Reputation: 493
In my spaCy project, I would like to initialize a Doc object with text, labels and whitespaces. spaCy doesn't appreciate the way I provide the labels however, and shows its lack of appreciation in the following error message:
doc = Doc(nlp.vocab, words=token_texts, ents=labels, spaces=whitespaces) File "spacy\tokens\doc.pyx", line 297, in spacy.tokens.doc.Doc.__init__ ValueError: [E177] Ill-formed IOB input detected: ('', 'O')
The code:
import spacy
from spacy.tokens import Doc
nlp = spacy.load("en_core_web_sm")
token_texts = ["I", "like", "potatoes", "!"]
labels = [("", "O"), ("", "O"), ("food", "I"), ("", "O")]
whitespaces = [True, True, False, False]
doc = Doc(nlp.vocab, words=token_texts, ents=labels, spaces=whitespaces)
Does anyone know how to exactly serve spaCy the entities on the silver platter?
The spaCy Doc documentation states
ents: A list of strings, of the same length of words, to assign the token-based IOB tag. Defaults to None. Optional[List[str]]
The type-hint List[str]
made me attempt ["", "", "food", ""]
, which however results in the same error message.

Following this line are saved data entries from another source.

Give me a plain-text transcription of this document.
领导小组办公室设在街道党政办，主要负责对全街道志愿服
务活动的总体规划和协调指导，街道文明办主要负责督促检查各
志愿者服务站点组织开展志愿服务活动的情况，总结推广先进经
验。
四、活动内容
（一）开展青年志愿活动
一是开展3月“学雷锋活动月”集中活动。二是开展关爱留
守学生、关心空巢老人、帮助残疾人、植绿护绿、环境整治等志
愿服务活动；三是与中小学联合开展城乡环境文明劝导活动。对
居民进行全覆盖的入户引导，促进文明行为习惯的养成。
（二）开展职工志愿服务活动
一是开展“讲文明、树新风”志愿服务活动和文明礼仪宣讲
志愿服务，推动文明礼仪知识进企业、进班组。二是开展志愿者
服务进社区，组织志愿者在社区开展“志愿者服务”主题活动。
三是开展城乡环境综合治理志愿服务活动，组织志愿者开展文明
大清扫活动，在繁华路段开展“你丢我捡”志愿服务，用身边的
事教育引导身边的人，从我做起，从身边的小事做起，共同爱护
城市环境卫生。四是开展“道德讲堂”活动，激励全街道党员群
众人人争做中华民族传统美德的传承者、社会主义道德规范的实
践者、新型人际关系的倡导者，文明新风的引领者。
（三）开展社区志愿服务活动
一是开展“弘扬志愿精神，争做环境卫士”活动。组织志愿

Stackoverflow links that do not have the answer:
Convert NER SpaCy format to IOB format
Convert list of IOB formatted data to simple IOB formatted data
Failed to convert iob to spaCy binary format
Replace to entity tags to IOB format
Upvotes: 1
Views: 693
Reputation: 15593
IOB tags should be in the same format used in CoNLL files, so like "B-PERSON". So in your example code:
labels = ["O", "O", "I-FOOD", "O"]
Upvotes: 1